Et ils se hâtèrent vers la plus grande maison du village, la maison de la Peur.
- La forêt est bien bruyante aujourd’hui, grommela la Peur en entendant la rumeur qui s’approchait, Et elle voulut fermer la fenêtre, mais sa jambe s’emmêla dans la longue tenture, elle trébucha, et en s’accrochant à l’étoffe, la déchira. Aussitôt, elle fut aveuglée par un torrent de lumière. Les rayons du soleil firent irruption dans la maison. Ils étaient réfléchis par les miroirs portés par les villageois en liesse. Ceux-ci entrèrent dans la maison et se mirent à la recherche du docteur. Ils étaient impatients de lui annoncer la bonne nouvelle. Mais ils eurent beau chercher leur bienfaiteur dans tous les recoins : le docteur Harts avait disparu. Au milieu de ce remue-ménage, un des villageois faillit écraser quelque chose qui se faufilait entre leurs jambes et ressemblait à une araignée. La Peur était devenue minuscule. Elle fuyait la lumière qu’elle haïssait.

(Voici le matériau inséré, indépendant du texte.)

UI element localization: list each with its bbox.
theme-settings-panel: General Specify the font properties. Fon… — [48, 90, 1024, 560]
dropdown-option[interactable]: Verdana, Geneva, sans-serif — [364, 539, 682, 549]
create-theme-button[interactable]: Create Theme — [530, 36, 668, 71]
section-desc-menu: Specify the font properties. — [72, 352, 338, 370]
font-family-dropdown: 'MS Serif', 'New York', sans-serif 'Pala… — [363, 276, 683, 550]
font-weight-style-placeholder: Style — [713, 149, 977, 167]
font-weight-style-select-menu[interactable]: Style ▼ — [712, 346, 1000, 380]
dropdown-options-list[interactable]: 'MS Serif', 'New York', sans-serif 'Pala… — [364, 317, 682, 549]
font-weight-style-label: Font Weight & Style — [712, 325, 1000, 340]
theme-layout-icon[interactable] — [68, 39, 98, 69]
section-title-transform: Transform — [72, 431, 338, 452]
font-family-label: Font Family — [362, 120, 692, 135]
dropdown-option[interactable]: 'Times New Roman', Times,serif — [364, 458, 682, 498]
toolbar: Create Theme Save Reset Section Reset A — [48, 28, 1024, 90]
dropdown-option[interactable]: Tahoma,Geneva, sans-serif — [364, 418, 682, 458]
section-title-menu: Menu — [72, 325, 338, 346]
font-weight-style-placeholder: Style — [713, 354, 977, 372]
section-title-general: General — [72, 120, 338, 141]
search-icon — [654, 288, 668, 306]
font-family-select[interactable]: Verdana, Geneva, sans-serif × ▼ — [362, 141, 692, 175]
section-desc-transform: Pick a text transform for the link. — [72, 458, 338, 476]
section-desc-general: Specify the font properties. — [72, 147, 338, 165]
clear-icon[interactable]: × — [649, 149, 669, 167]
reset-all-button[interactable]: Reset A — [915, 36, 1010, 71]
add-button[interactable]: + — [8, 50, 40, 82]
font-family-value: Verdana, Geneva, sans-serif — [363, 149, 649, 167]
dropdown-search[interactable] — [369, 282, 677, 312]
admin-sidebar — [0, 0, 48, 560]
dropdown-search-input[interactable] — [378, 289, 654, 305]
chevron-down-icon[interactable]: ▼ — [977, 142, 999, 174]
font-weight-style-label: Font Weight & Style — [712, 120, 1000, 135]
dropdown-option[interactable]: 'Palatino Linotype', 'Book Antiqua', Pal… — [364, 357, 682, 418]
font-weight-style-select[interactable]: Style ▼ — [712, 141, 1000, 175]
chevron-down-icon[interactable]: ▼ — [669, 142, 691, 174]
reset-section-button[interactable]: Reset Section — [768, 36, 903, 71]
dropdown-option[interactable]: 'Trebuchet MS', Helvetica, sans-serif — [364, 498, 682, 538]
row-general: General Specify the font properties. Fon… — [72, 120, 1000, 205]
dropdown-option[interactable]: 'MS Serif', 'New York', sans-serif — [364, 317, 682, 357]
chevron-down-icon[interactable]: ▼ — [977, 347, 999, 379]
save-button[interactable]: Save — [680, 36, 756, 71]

Depuis lors, elle s’est réfugiée dans la forêt profonde. Elle fait peur aux enfants qui s’éloignent un peu trop de leurs parents. Elle effraie les petits animaux dont s’approchent les carnassiers. Une petite peur est parfois utile !
Quant aux villageois, ils ont retrouvé leurs sourires et leurs chants. Mais ils essaient de ne pas être trop curieux ni trop confiants, car le malheur peut toujours ressurgir.